The prisoners marched in their direction and the fire fighters panicked and
dropped their hoses and fled from the camp. The officer in charge of the security
of the camp known as the Boxer because of his brutality entered the camp yard and
shot one of the prisoners at point blank range. With that shot other soldiers who
formed a ring around the camp inmates opened fire and the men headed for cover
wherever possible.
Later
the camp officials claimed they resorted to shooting only because they were
attempting to prevent a mass breakout by the prisoners. Five men lay dead: Georg
Gazafy of Batsch aged 49 years; Matthias Geistlinger of Kaltenstein aged 36 years;
Josef Schutz of Budaörs aged 28 years; Hans Tangel of Bardhaus aged 32 years and
Josef Widlhofer from Ödenburg (Sopron) aged 29 years.
There
were also many wounded. It is a miracle that only five of them were killed.

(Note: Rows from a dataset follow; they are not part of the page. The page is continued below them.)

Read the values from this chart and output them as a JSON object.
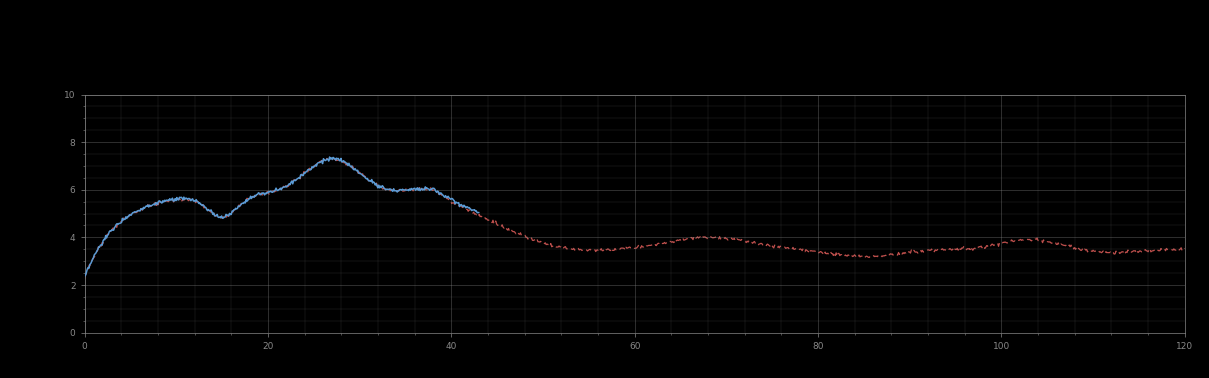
{
  "background_color": "#000000",
  "plot_bg_color": "#000000",
  "grid_color": "#888888",
  "line1_color": "#5b9bd5",
  "line2_color": "#c0504d",
  "figsize": [
    12.09,
    3.78
  ],
  "dpi": 100,
  "xlim": [
    0,
    120
  ],
  "ylim": [
    0,
    10
  ],
  "x_major_tick": 20,
  "y_major_tick": 2,
  "legend_line1_color": "#5b9bd5",
  "legend_line2_color": "#c0504d",
  "spine_color": "#888888"
}
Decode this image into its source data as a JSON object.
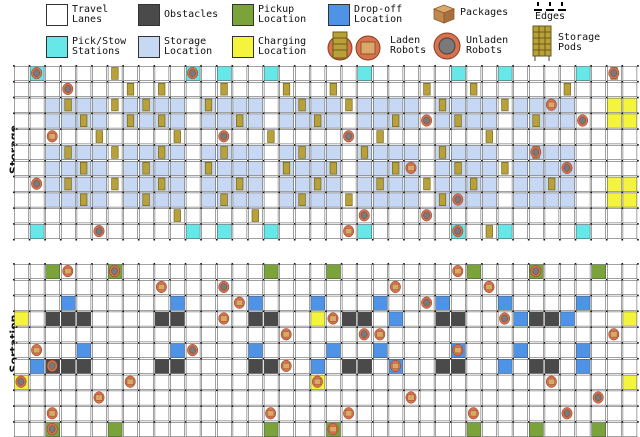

Those with minor wounds did not report them for fear of being dragged off
somewhere. The badly wounded were transported away in trucks. None of them were
ever heard from again. Years later civilians who lived in the area reported that
they had been shot and buried in open fields.
After
the terrible evening of October 4, 1953 the camp and barracks were a mess, broken
windows, smashed bunks, bedding and clothes strewn about. Security guards armed
with machine pistols stood at the barrack doors.
The next
morning some military officers arrived from Budapest. They interrogated the camp
inmates for four days. Two of the prisoners were condemned to five or six years
in prison by a military court in Budapest and were blamed for the starting the
prisoner uprising. They were imprisoned in the same facility as Cardinal
Mindszenty, Count Esterházy and the Lutheran Bishop Lajos Ordas. In December 1955
the two men were finally released. This was not due to the grace of the Hungarian
government but as a result of the pressure of the Allied Powers. The Hungarian
government could no longer hide the fact of the fate of the ethnic German
Hungarian prisoners of war.
The
prisoners at Tiszalók were released shortly after the investigation ended. The
first of several transports of prisoners of war were transferred to West Germany.